Where Does Canadian Health Care Fall With Health Care and Other OECD Countries?
Many countries have universal health care but not all of them are run the same way. Each year, the Fraser Institute monitors activity with the Canadian health care system tracking wait times and efficiency. Canada, overall, spends more on health care than the majority of other high income countries with universal health care systems. It ranks the second highest for expenditure on health care as a percentage of GDP and 8th highest for health care per capita.
Seeing the numbers for what they are can be incredibly disappointing. The most recent study calculated a ‘value for money approach’ with 28 other high income countries.
The four categories studied were:
- Availability of resources
- Use of resources
- Access to resources
- Quality and clinical performance
Availability of resources
A basic requirement for a properly functioning health-care system is having availability of medical resources. Data suggests that Canada has substantially fewer human and capital medical resources than many peer jurisdictions that spend comparable amounts of money on health care. After adjustment for age, it has significantly fewer physicians, acute-care beds, and psychiatric beds per capita compared to the average of OECD countries included in the study. It ranks close to the average for nurses and ranked eighth for the number of long-term care beds (per 1,000 over the age of 65). While Canada has the third most Gamma cameras (per million population, age-adjusted), it has fewer other medical technologies than the average high-income OECD country with universal health care for which comparable inventory data are available.
Use of resources
Canada’s performance is mixed in terms of use of resources. We ‘perform at higher rates than the average OECD country on under half the indicators examined (for example, cataract surgery and knee replacement), and average to lower rates on the rest. Canada reports the least degree of hospital activity (as measured by rates for curative-care discharges) in the group of countries studied.’
Access to resources
‘Canada ranked last (or close to last) on four indicators of timeliness of care; and ranked seventh (out of ten) on the indicator measuring the percentage of patients who reported that cost was a barrier to access.’

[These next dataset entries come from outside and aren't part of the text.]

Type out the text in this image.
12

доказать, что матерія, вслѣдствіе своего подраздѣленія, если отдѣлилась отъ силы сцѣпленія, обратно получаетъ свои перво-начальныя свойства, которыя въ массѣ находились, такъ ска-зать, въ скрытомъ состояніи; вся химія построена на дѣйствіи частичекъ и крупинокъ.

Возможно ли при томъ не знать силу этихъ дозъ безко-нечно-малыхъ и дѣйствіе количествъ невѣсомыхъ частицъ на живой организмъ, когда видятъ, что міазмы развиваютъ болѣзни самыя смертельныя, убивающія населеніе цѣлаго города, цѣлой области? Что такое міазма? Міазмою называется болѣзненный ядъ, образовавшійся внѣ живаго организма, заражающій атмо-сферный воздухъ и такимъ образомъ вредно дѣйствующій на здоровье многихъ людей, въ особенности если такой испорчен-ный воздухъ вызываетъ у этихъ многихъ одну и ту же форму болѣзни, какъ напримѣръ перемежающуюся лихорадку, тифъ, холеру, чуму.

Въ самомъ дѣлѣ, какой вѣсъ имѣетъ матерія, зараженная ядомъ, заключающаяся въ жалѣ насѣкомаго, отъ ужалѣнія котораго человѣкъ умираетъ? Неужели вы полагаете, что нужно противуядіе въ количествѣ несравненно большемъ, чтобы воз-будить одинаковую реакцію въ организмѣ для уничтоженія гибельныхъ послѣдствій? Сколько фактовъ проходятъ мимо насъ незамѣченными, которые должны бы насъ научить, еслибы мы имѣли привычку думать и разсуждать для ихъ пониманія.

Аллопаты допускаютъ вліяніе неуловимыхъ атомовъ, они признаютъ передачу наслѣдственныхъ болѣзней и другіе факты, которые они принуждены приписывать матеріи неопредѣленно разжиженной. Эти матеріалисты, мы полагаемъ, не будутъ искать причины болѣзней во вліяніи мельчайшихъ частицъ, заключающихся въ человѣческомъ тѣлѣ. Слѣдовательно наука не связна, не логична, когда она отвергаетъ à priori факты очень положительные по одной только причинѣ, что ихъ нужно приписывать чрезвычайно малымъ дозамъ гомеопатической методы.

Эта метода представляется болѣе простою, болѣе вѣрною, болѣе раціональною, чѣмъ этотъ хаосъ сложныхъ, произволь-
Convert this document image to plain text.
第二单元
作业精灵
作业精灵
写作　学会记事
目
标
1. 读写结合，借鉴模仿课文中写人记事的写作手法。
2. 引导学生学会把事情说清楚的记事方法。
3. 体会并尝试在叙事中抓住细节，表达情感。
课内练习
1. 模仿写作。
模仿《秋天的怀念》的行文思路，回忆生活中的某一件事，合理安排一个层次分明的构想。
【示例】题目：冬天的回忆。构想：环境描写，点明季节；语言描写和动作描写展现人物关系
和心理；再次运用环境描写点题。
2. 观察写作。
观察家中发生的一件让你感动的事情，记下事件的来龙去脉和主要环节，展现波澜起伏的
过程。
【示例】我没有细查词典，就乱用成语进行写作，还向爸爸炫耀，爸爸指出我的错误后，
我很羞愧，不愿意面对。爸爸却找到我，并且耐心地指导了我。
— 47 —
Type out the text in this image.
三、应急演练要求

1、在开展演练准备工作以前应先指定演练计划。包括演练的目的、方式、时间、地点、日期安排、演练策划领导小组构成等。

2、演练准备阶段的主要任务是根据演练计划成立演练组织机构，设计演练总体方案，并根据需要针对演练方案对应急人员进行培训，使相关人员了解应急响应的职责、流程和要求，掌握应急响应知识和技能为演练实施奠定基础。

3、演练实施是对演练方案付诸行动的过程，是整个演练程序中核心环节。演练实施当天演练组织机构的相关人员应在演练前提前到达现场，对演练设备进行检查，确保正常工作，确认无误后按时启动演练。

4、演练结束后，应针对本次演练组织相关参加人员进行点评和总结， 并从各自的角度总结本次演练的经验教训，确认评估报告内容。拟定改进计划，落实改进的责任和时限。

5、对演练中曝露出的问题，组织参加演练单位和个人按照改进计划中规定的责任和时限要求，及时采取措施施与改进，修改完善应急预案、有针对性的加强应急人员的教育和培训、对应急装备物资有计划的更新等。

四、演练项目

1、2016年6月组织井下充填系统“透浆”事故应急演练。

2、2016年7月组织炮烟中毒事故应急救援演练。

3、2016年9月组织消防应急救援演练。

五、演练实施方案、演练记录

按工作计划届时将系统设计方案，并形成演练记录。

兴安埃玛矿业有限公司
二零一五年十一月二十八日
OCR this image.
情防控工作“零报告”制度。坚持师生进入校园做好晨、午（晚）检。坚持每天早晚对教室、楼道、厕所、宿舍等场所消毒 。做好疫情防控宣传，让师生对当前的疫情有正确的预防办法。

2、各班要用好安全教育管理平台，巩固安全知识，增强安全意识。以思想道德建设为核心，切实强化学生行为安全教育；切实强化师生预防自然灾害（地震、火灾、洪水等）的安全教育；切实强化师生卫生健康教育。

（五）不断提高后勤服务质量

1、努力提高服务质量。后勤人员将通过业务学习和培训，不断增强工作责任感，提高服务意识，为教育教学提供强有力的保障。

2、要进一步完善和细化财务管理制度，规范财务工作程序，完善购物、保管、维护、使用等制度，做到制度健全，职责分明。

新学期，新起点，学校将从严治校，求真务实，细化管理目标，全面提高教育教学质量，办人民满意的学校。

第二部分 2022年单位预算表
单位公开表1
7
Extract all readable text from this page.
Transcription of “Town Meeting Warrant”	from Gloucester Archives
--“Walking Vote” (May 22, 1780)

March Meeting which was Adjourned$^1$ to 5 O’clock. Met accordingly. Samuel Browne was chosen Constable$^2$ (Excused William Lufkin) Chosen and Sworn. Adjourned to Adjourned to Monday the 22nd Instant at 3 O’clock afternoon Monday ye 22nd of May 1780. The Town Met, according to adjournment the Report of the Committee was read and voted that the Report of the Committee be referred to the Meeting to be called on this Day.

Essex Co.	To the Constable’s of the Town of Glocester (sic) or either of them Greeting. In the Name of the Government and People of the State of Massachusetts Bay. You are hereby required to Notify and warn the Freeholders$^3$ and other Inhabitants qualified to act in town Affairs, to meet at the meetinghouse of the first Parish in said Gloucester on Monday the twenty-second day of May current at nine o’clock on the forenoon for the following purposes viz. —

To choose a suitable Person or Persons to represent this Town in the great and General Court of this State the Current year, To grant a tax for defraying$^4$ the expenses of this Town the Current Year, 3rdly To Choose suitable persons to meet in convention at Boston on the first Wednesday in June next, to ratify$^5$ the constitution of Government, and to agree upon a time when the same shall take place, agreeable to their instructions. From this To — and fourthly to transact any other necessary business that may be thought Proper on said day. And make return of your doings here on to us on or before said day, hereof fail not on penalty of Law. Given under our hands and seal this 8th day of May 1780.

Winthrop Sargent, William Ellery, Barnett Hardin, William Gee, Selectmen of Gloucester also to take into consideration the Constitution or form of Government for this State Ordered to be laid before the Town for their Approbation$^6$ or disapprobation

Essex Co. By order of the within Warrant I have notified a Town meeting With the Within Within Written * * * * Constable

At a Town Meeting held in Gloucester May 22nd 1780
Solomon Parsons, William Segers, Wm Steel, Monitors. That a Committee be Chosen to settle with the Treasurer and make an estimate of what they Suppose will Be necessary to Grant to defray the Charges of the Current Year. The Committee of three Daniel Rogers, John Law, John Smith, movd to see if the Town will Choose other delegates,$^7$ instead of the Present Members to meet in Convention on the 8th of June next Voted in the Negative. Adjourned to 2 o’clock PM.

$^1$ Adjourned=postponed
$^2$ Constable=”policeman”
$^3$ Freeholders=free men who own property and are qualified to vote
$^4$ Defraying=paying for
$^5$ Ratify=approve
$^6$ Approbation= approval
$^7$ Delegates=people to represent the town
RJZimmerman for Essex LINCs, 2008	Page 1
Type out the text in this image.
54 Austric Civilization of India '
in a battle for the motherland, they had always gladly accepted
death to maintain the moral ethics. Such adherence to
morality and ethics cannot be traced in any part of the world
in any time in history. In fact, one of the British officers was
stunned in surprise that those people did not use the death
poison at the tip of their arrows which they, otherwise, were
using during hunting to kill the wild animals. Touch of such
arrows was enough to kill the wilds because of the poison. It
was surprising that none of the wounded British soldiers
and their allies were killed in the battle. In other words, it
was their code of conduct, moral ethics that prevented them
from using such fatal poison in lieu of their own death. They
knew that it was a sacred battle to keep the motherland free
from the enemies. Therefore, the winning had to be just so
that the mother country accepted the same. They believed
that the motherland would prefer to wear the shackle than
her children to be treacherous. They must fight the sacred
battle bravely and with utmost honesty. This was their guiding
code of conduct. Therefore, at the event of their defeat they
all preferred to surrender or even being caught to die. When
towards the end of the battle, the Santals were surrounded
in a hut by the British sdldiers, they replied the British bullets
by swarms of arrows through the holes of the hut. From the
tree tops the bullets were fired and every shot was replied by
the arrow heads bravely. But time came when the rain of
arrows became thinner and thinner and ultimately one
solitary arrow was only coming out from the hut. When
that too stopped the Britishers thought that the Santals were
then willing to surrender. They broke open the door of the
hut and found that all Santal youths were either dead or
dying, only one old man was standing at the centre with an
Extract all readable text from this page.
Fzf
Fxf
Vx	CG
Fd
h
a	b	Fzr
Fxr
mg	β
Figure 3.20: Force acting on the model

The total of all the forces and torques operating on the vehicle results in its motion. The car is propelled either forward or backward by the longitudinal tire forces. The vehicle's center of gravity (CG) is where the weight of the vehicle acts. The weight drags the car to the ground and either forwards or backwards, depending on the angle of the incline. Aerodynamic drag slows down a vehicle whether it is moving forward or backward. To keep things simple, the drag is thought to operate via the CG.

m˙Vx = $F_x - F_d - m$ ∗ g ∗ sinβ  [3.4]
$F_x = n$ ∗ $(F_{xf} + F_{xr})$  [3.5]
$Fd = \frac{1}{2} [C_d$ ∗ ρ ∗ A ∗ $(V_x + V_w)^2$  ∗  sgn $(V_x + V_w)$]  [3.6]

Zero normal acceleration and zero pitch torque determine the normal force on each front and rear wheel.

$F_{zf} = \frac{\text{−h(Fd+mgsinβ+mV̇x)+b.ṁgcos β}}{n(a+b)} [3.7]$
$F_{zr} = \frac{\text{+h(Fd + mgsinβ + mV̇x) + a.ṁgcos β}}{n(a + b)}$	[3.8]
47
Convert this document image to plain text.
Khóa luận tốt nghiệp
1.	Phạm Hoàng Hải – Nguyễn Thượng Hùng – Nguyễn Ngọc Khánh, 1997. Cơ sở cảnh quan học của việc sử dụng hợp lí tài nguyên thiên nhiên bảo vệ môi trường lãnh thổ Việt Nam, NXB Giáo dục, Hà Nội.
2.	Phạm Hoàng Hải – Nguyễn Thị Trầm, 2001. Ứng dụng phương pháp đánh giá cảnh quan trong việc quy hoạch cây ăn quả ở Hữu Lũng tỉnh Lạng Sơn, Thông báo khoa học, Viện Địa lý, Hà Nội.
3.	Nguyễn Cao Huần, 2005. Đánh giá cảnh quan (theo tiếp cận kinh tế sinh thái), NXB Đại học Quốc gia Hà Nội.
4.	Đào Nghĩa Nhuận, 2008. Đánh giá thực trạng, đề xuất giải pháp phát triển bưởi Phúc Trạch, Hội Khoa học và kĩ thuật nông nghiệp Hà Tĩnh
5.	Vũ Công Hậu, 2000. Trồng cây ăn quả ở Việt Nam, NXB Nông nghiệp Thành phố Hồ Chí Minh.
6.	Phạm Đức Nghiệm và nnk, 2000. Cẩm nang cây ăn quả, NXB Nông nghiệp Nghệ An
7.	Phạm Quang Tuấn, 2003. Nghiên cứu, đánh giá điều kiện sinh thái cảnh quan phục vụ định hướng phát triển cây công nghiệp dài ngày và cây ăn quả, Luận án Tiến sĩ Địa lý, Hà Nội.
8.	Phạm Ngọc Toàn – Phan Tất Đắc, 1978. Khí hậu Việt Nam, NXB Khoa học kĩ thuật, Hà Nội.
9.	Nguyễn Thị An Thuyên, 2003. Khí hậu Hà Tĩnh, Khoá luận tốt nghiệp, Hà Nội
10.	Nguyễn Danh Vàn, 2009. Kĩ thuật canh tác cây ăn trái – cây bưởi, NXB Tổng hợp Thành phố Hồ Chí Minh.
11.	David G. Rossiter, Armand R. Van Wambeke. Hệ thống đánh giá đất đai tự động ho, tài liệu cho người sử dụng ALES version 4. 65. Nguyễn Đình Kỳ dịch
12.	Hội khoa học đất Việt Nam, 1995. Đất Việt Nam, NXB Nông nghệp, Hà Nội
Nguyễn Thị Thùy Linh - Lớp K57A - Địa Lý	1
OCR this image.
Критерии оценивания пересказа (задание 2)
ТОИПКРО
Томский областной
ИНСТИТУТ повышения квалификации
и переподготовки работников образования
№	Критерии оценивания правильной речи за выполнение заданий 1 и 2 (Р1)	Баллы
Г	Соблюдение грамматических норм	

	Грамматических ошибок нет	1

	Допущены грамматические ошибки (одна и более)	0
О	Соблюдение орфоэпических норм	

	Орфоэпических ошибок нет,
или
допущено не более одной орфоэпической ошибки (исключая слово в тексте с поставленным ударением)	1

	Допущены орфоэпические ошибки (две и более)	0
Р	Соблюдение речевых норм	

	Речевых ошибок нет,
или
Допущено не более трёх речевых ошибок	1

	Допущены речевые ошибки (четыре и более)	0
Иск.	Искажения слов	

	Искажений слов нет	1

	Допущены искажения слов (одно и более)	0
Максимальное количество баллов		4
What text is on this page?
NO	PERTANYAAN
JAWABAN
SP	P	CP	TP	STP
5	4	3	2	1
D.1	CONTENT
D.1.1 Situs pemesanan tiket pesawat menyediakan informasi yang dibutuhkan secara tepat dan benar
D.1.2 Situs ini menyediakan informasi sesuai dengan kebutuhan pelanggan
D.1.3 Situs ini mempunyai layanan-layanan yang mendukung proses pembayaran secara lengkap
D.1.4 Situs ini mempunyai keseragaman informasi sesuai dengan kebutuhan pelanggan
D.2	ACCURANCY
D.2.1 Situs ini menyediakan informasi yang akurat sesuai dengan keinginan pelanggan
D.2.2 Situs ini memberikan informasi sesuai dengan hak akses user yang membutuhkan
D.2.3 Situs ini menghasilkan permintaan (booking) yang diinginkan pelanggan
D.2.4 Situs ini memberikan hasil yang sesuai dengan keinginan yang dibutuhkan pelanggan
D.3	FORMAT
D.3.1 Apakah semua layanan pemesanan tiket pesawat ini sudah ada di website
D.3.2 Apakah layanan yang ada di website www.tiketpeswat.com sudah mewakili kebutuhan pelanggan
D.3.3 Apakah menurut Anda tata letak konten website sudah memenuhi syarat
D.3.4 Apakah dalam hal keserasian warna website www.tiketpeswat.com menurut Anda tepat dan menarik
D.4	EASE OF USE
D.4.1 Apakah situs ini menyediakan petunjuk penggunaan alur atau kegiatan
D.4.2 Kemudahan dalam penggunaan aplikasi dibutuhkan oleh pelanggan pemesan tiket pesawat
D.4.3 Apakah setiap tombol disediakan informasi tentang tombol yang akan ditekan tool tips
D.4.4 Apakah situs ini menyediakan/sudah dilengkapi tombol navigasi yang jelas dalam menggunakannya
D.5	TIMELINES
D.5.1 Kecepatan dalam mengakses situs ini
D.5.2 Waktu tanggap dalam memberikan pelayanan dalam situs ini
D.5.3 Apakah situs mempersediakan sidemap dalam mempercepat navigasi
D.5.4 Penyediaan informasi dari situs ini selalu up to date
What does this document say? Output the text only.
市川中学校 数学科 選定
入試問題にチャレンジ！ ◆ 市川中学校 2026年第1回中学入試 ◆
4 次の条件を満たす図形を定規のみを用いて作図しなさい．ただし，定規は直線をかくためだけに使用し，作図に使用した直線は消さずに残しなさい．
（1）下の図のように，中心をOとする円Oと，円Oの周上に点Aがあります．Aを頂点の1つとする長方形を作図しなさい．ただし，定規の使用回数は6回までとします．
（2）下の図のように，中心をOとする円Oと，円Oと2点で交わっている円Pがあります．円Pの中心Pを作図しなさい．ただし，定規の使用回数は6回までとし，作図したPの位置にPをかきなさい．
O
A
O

Quality and clinical performance
‘While Canada does well on five indicators of clinical performance and quality (such as rates of survival for breast, colon, and rectal cancers), its performance on the seven others examined in this study are either no different from the average or in some cases—particularly obstetric traumas and diabetes-related amputations—worse.’
Canadians spend a great deal of money in the way of taxes for their health care. It is also one of the most expensive health care systems in the OECD. Unfortunately, the research found shows that the performance for availability for access to resources is below the average OECD country. The performance for use of resources, quality and clinical performance is mixed.